When an analyte is placed in a thermal gradient it will typically diffuse towards the colder region of the gradient, this is known as thermal diffusion or thermophoresis. The magnitude of this force is dependent on the strength of the thermal field and composition of the analyte and carrier fluid(s). This technique is generally used to separate analytes which undergo Brownian motion, however, it may be applied to particles or polymers of larger sizes. A major limitation, and area of research for our group, is the lack of a complete theory on thermophoresis in liquid phase. Thus the rate of thermal diffusion must be determined experimentally and then separation may be optimized or exploited to yield compositional information.

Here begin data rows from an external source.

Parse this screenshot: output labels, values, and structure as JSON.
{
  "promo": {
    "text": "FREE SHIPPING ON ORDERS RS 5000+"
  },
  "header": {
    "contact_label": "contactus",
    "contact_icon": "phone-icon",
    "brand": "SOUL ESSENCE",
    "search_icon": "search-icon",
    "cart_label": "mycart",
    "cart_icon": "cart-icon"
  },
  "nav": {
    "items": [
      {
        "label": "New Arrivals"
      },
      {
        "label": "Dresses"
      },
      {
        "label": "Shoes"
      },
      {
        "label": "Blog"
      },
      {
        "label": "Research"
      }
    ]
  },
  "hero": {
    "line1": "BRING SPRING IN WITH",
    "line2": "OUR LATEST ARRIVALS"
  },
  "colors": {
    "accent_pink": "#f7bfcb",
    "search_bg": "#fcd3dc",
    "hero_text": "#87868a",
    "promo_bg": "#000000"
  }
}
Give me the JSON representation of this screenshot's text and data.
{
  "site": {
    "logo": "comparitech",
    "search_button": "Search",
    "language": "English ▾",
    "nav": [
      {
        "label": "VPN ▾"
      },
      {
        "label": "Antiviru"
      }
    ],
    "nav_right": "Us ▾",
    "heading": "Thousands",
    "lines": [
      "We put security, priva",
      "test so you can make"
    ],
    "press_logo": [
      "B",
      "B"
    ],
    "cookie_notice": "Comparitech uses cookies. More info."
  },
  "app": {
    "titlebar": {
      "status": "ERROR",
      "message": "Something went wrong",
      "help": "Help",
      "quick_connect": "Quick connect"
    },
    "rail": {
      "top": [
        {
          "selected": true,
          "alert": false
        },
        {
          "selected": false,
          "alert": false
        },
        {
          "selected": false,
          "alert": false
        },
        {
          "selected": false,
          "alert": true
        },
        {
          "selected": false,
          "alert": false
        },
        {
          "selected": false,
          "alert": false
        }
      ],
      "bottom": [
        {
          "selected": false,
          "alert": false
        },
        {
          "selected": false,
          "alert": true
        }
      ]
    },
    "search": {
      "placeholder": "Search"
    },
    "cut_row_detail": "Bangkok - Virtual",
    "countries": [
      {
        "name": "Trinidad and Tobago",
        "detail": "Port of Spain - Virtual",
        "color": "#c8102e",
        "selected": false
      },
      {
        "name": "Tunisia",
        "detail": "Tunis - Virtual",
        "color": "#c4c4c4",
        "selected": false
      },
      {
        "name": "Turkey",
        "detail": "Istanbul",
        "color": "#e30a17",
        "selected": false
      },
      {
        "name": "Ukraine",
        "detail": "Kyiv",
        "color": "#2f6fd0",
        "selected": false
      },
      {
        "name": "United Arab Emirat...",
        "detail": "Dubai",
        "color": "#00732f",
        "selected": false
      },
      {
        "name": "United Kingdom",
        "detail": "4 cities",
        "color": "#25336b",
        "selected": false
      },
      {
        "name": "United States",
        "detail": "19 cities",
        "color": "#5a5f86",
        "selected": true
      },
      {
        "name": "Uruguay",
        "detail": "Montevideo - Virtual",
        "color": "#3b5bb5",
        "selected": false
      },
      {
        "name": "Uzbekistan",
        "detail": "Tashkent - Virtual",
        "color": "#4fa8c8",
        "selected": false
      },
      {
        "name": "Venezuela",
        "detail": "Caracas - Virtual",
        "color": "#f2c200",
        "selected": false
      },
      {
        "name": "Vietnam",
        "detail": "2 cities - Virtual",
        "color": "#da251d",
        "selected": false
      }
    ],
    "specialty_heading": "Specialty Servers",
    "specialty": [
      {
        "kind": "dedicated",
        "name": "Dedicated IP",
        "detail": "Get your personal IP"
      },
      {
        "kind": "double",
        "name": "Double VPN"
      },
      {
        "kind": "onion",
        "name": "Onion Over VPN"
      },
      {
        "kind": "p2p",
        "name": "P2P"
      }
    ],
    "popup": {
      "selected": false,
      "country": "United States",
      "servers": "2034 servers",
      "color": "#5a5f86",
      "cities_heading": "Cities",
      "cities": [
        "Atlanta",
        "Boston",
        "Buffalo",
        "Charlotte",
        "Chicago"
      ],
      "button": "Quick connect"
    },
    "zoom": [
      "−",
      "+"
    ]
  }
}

In SdFFF the channel is wrapped around a centrifuge and rotated at high speeds where the acceleration force is perpendicular to the flow. This technique has the highest resolution of the FFF family of techniques. This is rooted in the relationship between the field’s force and the size of the analyte, which is diameter to the third power. Due to the very large difference in retention time of analytes a programmed field decay is often incorporated to reduce run time. 

As with column chromatography, we employ a variety of online detection systems to provide detailed information about analytes we separate. A flow-through ultra-violet (UV) spectrophotometer is used to detect and quantify UV absorbing materials. In addition to UV detection, multi-angle light scattering (MALS) is leveraged to provide important information for both polymers and biological analytes. From MALS we may determine the second virial coefficient (A2), the root-mean square radius (RMS), and a weight-averaged molecular weight (Mw) of an analyte. When combined with a FFF technique, we may determine this information for sample fractions which allows us to infer more information than may be obtained in batch mode. To compliment MALS we also incorporate dynamic light scattering (DLS), which is also known as photon correlation spectroscopy and quasi-elastic light scattering. DLS  provides us with the translation diffusion of the fraction which can be used to calculate a hydrodynamic radius through the Stokes-Einstein relation. An orthogonal method for determining the hydrodynamic radius is viscometry. Our online detectors may be used to determine the intrinsic viscosity which can then be used to calculate the analyte’s spherical radius via the Einstein-Simha relation. With both hydrodynamic radius and RMS radius we may extract morphological information about fractionated analytes. To determine the concentration of species which do not absorb UV radiation, we use a differential refractometer.

In many cases online detection systems may not provide enough detailed information about an analyte and are subjected to further analysis. The Colorado School of Mines provides a vast array of instrumentation for us to utilize. These include, but are not limited to, MALDI-TOF-MS, electron microscopes, rheometers, and x-ray photoelectron spectroscopy (XPS).